Trinity seeks ‘ordinary’ letters relating to 1916 events

Letters project aims to create digital collection

Eileen Corrigan  with her mother and  father. Photograph: Trinity College, Dublin

Eileen Corrigan with her mother and father. Photograph: Trinity College, Dublin

Wed, Sep 25, 2013, 01:00

Like any young student caught up in momentous, violent events, Eileen Corrigan was anxious lest her parents were worried about her welfare.

It was Monday, April 24th – Easter Monday, 1916 – and bullets were flying around Dublin city centre. Eileen arrived from Belfast that evening to sit her exams in the Trinity College examination hall over the next two days, and thought it best to drop a note home.

“Just a line to let you know I arrived safely, in case the papers should make you anxious,” she wrote to her parents. Her father was the Rev William Corrigan, minister at the Green Road Methodist Church in fashionable Knock, a part of east Belfast. The little postcard was sent from Eileen’s digs at the Young Woman’s Christian Association in Rathmines.

“All communication is stopped from Dublin”, she continued, “but a lady promised to post this to-morrow from the North. Everything will probably be all right to-morrow, as the military are coming from Curragh.”

The card was signed “With love Frog”, presumably a pet name for the young woman.

Eileen Corrigan was one of just four women students who sat their exams as rebellion and counter attack swirled about outside Trinity’s walls. They were rewarded with lunch in Provost Mahafy’s house hosted by his wife, Frances Letitia.

Eileen passed Tuesday’s written exam and Wednesday’s oral. She graduated in 1917 and became a teacher. She spent time in Scotland and died in 1993.

Recollection of Rising
Before she died, however, she gave some papers to her old alma mater, describing in detail her recollection of that traumatic week in Ireland’s history.

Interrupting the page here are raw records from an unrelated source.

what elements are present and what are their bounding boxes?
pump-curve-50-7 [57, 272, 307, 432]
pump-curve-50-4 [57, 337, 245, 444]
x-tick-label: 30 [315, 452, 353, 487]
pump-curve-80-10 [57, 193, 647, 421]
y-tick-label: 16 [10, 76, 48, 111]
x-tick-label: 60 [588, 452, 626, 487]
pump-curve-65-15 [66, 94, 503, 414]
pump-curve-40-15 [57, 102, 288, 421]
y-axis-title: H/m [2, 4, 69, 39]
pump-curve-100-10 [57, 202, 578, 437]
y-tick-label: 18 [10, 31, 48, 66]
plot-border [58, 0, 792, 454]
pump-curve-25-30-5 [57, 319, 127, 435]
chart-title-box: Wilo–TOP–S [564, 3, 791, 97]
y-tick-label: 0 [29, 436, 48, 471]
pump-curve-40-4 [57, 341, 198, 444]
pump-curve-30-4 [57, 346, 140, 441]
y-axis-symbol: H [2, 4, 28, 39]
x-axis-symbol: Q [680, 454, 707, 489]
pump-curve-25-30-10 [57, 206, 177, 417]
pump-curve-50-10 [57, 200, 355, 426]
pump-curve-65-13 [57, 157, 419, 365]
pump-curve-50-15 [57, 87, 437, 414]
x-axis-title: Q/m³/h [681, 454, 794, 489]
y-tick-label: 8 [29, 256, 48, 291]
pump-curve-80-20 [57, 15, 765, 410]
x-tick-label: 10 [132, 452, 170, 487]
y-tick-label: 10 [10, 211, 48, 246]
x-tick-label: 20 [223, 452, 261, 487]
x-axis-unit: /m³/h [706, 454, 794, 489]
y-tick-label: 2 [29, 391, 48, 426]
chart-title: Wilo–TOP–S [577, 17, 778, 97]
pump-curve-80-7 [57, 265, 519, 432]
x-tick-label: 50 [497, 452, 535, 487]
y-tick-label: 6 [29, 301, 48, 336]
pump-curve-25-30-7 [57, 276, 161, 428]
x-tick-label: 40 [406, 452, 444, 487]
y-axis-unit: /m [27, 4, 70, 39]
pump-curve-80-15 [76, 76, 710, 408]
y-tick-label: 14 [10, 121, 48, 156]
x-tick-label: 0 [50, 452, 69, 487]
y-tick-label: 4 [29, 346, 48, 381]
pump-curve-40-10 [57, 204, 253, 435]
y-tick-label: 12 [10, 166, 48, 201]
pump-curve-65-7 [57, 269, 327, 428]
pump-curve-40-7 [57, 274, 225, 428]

The value of her note to her parents is that it records the reaction of an ordinary person, as opposed to a participant, to the dramatic events of the Rising. It is exactly what Trinity hopes there is more of – in drawers, shoeboxes or perhaps the attics of families all over the country and perhaps further afield.

The Letters of 1916, “the first public humanities project in Ireland”, aims to create a crowd-sourced digital collection of letters written around the time of the Easter Rising, from November 1st 1915 to October 31st 1916. The project will be launched on Friday with a Discover Research Night from 6pm to 10pm at the Long Room Hub in Trinity.

People are invited to bring with them any letters they have relevant to 1916 events during the specified period. They will be assessed by archivists and the owners advised how best to preserve them. Already some 400 letters have been given to the archive by public institutions, including the National Library of Ireland, the National Archives of Ireland, TCD and University College Dublin, as well as the Medical Missionaries of Mary.

‘New perspectives’
“Allowing letters from personal collections to be read alongside official letters and letters contributed by institutions will add new perspectives to the events of the period and allow us to understand what it was like to live an ordinary life through what were extraordinary times,” says Dr Susan Schreibman, of the School of English at TCD, the project’s principal investigator.

Through these letters, she said, the digital archive would aspire to bring to life the last words, the unspoken words and the forgotten words of ordinary people during this “formative period” in Irish history.

“All too often our emphasis is on the grand narrative, focusing on key political figures. But as we approach the centenary of the Easter Rising we want to try to get a sense of how ordinary people coped with one of the most disruptive periods in contemporary Irish history – from loved ones serving in the British Army and Dublin itself becoming a theatre of war, to the business of State carried out by Government.”